Schneeweiß und Blutrot...
Kapitel 1
„Es hat geschneit! Es hat geschneit!“
Voller Begeisterung rannte der kleine Junge ans Fenster und bestaunte die weiße
Landschaft, die sich vor seinem Auge ausbreitete. Wie herrlich das glitzerte! So
etwas sah man zuhause in der Stadt nicht. Wenn dort in der Nacht Schnee fiel,
war er am Morgen meist schon grau und zertreten und war nur ein Ärgernis für
die Leute, die versuchten trockenen Fußes zur Arbeit zu kommen. Aber hier…
Bis zum Horizont erstreckte sich eine makellos weiße Ebene, die noch von keinem
Fußabdruck zerstört worden war, voller Verheißungen auf einen fantastischen
Tag.
Der Junge sprang vom Fenster weg und schnappte sich sein Kopfkissen. So
bewaffnet schlich er zur anderen Seite des Zimmers, wo eine zweite Person noch
friedlich in ihrem Bett schlief. Für einen Moment verharrte der Junge und besah
sich die schlafende Gestalt seines Bruders. Doch dann…
„Wach auf Sergej! Das musst du dir ansehen!“
Mit diesem gellenden Schrei schlug er seinem Bruder das Kissen um die Ohren.
Erschrockenen schlug dieser die Augen auf und richtete sich auf, noch total
verpennt und mit einem Ausdruck höchster Verwirrung auf dem Gesicht.
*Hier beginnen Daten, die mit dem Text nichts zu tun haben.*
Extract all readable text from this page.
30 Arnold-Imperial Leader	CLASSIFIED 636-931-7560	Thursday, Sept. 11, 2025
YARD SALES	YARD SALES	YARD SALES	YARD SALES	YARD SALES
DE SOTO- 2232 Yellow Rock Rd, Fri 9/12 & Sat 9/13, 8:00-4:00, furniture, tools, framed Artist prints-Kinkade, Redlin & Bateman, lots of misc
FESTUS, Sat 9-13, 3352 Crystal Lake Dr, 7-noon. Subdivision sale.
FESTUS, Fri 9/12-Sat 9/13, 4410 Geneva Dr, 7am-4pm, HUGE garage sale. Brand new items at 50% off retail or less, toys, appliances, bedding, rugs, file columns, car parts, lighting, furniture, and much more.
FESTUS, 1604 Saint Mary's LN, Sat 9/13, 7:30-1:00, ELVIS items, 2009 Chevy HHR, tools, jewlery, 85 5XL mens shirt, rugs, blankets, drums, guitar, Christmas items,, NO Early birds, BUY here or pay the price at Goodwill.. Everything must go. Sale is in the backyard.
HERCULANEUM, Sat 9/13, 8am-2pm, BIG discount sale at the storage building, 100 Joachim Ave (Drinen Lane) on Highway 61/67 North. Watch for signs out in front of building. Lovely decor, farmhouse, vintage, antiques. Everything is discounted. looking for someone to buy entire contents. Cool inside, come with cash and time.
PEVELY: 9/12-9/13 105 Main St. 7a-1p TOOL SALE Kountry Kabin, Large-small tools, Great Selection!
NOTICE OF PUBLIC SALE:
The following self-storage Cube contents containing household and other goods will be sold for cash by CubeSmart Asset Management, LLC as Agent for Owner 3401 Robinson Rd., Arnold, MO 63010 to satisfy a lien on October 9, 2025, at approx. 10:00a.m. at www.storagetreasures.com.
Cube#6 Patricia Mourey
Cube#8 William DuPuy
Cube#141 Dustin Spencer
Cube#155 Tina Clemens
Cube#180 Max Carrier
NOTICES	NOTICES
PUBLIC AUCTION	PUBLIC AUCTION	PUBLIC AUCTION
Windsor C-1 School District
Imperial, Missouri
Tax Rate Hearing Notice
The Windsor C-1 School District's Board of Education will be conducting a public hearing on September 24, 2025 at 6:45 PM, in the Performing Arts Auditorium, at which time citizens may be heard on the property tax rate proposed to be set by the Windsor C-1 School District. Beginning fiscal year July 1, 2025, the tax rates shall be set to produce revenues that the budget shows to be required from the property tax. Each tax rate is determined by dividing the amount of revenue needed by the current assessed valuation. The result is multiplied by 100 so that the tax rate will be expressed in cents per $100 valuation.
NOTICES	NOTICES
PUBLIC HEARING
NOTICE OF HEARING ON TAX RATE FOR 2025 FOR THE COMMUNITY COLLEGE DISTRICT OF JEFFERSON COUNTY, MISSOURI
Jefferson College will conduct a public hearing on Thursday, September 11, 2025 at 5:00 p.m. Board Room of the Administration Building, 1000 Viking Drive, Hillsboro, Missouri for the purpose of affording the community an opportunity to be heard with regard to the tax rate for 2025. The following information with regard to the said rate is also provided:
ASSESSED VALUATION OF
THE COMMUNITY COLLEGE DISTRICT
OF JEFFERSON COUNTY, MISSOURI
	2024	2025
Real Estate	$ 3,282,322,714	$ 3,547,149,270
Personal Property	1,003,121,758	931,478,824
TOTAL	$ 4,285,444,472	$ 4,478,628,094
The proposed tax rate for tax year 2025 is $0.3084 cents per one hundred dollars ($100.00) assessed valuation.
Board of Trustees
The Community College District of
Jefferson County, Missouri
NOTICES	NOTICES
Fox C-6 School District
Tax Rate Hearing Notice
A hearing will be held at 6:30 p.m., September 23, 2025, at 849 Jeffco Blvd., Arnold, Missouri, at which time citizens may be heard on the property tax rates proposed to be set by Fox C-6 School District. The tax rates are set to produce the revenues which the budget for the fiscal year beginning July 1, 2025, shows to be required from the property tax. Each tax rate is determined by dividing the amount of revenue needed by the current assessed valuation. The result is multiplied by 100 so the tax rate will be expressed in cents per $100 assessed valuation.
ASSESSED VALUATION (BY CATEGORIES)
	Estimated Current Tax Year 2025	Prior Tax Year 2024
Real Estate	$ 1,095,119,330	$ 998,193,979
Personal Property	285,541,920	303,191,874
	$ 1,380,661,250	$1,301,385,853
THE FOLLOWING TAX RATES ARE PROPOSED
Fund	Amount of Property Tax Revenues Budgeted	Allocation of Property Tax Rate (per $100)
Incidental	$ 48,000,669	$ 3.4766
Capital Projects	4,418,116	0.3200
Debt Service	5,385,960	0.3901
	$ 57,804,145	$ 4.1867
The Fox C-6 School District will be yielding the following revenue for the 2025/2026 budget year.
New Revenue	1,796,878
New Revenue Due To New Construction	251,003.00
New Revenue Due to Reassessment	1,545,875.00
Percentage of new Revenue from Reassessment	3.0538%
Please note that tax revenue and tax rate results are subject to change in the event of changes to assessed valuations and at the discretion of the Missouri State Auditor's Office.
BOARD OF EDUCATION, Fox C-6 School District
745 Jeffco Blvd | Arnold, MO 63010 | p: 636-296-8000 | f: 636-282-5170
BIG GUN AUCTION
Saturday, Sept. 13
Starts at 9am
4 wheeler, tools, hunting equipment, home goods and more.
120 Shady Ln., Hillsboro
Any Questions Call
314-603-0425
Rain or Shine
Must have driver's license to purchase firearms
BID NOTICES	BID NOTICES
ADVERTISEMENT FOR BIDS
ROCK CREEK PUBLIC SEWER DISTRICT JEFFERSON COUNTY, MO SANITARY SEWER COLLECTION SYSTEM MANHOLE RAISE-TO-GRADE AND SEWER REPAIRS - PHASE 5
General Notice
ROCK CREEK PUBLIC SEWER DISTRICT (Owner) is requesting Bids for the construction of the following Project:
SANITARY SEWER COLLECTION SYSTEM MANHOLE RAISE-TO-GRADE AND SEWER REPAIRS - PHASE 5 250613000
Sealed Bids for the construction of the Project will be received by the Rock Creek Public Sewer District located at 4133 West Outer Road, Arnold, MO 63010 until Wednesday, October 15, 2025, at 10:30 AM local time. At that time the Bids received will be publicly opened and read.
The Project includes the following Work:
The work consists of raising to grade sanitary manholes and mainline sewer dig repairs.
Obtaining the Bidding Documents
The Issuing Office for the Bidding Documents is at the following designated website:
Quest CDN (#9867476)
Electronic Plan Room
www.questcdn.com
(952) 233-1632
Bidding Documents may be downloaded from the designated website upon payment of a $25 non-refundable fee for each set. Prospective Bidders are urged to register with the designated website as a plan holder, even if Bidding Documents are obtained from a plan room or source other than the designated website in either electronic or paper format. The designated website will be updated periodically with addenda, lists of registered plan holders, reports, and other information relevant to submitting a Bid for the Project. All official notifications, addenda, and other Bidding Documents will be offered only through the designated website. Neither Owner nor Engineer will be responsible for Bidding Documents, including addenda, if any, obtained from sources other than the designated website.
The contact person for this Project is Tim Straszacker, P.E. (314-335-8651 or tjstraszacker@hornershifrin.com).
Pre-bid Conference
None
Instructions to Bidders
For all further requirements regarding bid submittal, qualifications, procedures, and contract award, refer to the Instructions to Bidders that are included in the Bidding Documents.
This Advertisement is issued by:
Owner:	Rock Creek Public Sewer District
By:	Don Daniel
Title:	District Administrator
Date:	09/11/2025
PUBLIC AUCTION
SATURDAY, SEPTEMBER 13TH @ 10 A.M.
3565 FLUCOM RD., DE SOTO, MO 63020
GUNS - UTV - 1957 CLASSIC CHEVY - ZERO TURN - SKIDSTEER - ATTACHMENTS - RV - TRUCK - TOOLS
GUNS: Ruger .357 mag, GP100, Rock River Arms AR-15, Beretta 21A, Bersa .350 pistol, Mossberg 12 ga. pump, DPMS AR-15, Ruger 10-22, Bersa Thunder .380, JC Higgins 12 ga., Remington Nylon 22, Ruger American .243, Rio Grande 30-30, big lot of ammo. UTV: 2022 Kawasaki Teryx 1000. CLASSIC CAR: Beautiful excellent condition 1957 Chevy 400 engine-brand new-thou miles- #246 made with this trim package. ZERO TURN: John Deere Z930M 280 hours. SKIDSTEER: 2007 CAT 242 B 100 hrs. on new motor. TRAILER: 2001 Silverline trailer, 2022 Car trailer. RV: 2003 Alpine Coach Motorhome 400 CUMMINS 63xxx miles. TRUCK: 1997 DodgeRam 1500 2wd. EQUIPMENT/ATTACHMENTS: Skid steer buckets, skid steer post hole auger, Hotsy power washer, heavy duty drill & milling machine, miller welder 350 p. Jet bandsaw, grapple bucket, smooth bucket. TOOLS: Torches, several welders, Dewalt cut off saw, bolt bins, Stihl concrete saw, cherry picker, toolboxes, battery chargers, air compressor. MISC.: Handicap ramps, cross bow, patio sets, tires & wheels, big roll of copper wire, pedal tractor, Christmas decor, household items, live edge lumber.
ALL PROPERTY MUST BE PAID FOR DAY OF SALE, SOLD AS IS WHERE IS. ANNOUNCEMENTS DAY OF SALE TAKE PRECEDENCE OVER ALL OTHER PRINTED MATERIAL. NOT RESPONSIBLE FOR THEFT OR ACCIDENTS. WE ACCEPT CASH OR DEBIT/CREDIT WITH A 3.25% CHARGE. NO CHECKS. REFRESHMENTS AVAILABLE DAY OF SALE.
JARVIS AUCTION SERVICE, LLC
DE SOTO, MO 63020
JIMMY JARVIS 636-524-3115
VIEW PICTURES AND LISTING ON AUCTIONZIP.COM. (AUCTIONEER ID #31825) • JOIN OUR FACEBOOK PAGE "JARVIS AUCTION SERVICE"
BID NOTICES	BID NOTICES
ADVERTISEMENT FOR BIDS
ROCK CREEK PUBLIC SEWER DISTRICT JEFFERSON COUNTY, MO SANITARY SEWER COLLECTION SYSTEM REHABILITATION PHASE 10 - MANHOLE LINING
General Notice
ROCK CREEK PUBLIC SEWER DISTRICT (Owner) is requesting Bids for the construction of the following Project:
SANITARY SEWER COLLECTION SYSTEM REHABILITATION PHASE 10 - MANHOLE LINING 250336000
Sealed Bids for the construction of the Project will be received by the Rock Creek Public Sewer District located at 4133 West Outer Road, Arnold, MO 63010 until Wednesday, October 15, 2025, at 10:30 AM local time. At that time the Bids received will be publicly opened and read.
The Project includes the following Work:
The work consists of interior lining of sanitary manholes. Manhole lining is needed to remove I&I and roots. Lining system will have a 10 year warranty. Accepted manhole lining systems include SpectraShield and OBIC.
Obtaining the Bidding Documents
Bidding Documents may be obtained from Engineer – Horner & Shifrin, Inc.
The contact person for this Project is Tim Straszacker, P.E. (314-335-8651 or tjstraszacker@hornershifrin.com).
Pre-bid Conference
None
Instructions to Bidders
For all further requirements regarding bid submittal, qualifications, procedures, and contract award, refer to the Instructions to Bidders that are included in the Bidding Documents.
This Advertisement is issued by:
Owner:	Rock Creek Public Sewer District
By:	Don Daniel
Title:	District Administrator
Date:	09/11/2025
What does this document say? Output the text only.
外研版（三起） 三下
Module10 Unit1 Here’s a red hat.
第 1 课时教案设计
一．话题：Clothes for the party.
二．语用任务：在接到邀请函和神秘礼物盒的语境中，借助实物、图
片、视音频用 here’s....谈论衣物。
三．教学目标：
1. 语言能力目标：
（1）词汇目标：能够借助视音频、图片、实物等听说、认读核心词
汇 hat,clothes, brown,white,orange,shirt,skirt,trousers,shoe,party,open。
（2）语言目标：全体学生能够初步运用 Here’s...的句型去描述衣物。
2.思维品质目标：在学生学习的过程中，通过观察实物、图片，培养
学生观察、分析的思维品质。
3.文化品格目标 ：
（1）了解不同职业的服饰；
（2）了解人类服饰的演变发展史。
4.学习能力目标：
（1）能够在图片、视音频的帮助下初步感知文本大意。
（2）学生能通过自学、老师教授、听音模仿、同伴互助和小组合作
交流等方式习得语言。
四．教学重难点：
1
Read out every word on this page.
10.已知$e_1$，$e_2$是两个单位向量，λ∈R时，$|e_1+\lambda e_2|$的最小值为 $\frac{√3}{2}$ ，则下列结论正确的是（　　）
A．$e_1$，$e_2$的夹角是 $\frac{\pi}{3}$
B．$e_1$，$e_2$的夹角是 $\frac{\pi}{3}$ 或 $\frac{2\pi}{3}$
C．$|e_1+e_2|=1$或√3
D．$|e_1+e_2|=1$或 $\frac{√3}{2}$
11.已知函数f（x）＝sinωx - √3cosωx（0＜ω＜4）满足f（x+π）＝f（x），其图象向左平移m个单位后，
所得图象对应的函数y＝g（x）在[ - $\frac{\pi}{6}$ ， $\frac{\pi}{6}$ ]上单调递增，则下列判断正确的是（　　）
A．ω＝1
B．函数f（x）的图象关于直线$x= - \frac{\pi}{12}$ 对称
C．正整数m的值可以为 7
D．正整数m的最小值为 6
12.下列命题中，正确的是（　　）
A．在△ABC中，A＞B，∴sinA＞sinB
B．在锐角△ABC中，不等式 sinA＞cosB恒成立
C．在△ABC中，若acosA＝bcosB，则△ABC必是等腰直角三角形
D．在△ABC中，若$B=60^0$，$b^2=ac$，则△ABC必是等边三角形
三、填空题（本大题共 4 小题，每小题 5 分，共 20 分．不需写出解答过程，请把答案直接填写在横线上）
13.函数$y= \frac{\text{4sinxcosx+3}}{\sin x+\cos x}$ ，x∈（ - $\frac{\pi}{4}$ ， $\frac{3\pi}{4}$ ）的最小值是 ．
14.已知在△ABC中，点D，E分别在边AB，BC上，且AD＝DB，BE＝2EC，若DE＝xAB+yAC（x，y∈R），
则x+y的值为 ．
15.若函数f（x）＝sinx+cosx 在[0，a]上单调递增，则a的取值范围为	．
Der kleine Junge brach bei diesem Anblick in schallendes Gelächter aus, musste
sich jedoch im nächsten Moment ducken, um dem Kissen auszuweichen, welches
Sergej nun wutschnaubend nach ihm warf.
„Mann, Kai, ging das nicht ein bisschen sanfter! Du hast mich ja zu Tode
erschreckt!“
Immer noch lachend richtete sich der Junge namens Kai auf und strahlte seinen
Bruder an.
„Sei doch nicht gleich sauer! Komm steh auf, draußen hat es geschneit! Wir
können Rodeln gehen oder Schlittschuhlaufen oder wir suchen im Wald nach
Tierspuren oder wir bauen einen Schneemann oder noch besser ein Iglu oder…“
Voller Begeisterung plapperte der Kleine drauflos, hielt aber inne, als sich
eine Gestalt ins Zimmer schob. Ein Mädchen mit kastanienbraunen Haaren,
smaragdgrünen Augen und einem langen hellblauen Nachthemd mit Teddybärmuster
schlüpfte durch die Tür und musterte die Szene.
„Was macht ihr denn schon so früh für einen Radau?“, fragte sie ihre
Brüder.
Kai war immer noch ganz aufgeregt.
„Hast du das gesehen, Nadia? Draußen liegt überall Schnee! Los, lasst uns
rausgehen, dann können wir…“
Und wieder verfiel er in seine Aufzählung all der Aktivitäten, die man an so
einem herrlichen Wintertag unternehmen konnte. Sergej seufzte schicksalsergeben
und schälte sich aus seiner Decke.
Im Nu hatten die drei Kinder ihre dicken Sachen angezogen und rannten die Treppe
runter.
„Seid leise, sonst weckt ihr noch Mama und Papa!“, versuchte Sergej seine
beiden jüngeren Geschwister zu ermahnen, doch die hörten ihm natürlich
überhaupt nicht zu. Nadia hatte bereits ihre Stiefel angezogen und wartete nun
ungeduldig an der Haustür, während Kai sich noch mit seinen Schnürsenkeln
abmühte. Das Hilfsangebot von Seiten Sergejs lehnte er entschieden ab.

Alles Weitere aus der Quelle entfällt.